Thousands of young people are being denied the opportunity to explore some of the most important questions that humans face

However, all is not well with the subject. While A-level entries increased by six percent this year, GCSE entries slipped. Too many schools are not fulfilling their statutory requirement to teach RE to all their students. There are not enough qualified teachers to ensure that what happens in classrooms is of high quality. The subject has long been ignored by government, and while it recognises these ongoing problems, policymakers fear reform, even though options have been presented to them. All of this, ultimately, means that too many young people are not receiving a vital part of their education.

The scale of the problem

Around a third of secondary schools do not provide RE for their 14-16-year-olds, with the problem being worse in academies. In schools where it is provided, too many fail to provide enough time for effective study or do not have the experts required to teach the subject well. In primary schools, RE is too often relegated to an afterthought, with no real planning to incorporate the subject into a broad and balanced curriculum. Primary teachers report a lack of confidence in teaching RE, in part due to the inadequate provision within teacher training; many trainee teachers receive less than three hours instruction on teaching RE during their training year.

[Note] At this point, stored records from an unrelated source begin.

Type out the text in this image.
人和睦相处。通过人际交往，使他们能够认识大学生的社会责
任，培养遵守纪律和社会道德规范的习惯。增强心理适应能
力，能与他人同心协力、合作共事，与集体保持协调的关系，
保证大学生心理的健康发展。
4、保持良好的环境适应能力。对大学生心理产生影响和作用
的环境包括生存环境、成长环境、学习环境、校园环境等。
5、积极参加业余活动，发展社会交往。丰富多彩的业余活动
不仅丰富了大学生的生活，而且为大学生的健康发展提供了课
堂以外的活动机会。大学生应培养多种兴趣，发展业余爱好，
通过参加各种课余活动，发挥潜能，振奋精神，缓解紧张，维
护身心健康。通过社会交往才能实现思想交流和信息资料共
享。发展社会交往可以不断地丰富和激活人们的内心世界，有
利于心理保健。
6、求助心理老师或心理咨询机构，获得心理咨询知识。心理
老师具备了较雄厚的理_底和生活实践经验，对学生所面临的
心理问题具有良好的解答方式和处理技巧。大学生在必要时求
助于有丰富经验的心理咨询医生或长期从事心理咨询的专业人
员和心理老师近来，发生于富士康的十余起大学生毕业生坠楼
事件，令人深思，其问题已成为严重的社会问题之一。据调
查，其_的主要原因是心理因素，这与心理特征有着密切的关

The result of this is that there are thousands of young people in primary and secondary schools who are denied the opportunity to learn about and explore some of the most important questions that humans face.

The need for a plan

In 2018, the Commission on RE published A National Plan for RE. Its recommendations included all those things that are required to ensure that our young people get what they need and deserve: Proper funding for teacher training, both for trainee teachers and for those already in the classroom. Space in school timetables to allow for in-depth study. And perhaps most importantly, the establishment of a National Entitlement, which sets out what all pupils up to the end of Year 11, in all publicly funded schools, should be taught. 

Christianity remains the religion that is taught more than any other, but for many pupils, the Christianity they learn about doesn’t chime with the reality of the Christian life. Without careful teaching, Christianity can be presented as a simplistic combination of some festivals, attending church and reading the Bible.

At its best, high quality RE helps pupils to understand how beliefs can influence the way someone lives, but also how the way a person lives can influence their beliefs. It tackles challenging questions, recognising, for example, that secularism can criticise religion, but that religion can also criticise secularism. It moves beyond just superficial presentations of religious and non-religious ways of living to grappling with questions of meaning and truth and purpose. 

RE has a vital role to play in children’s education as part of a broad and balanced curriculum. It prepares them for life in a diverse, modern society and in an increasingly globalised workplace. The knowledge of how excellent RE can make such an important contribution to the development of young people is what drives the likes of the National Association of Teachers of RE (NATRE) and the Religious Education Council to continue their campaign for high-quality RE for all pupils in all schools. It is what pupils need and deserve.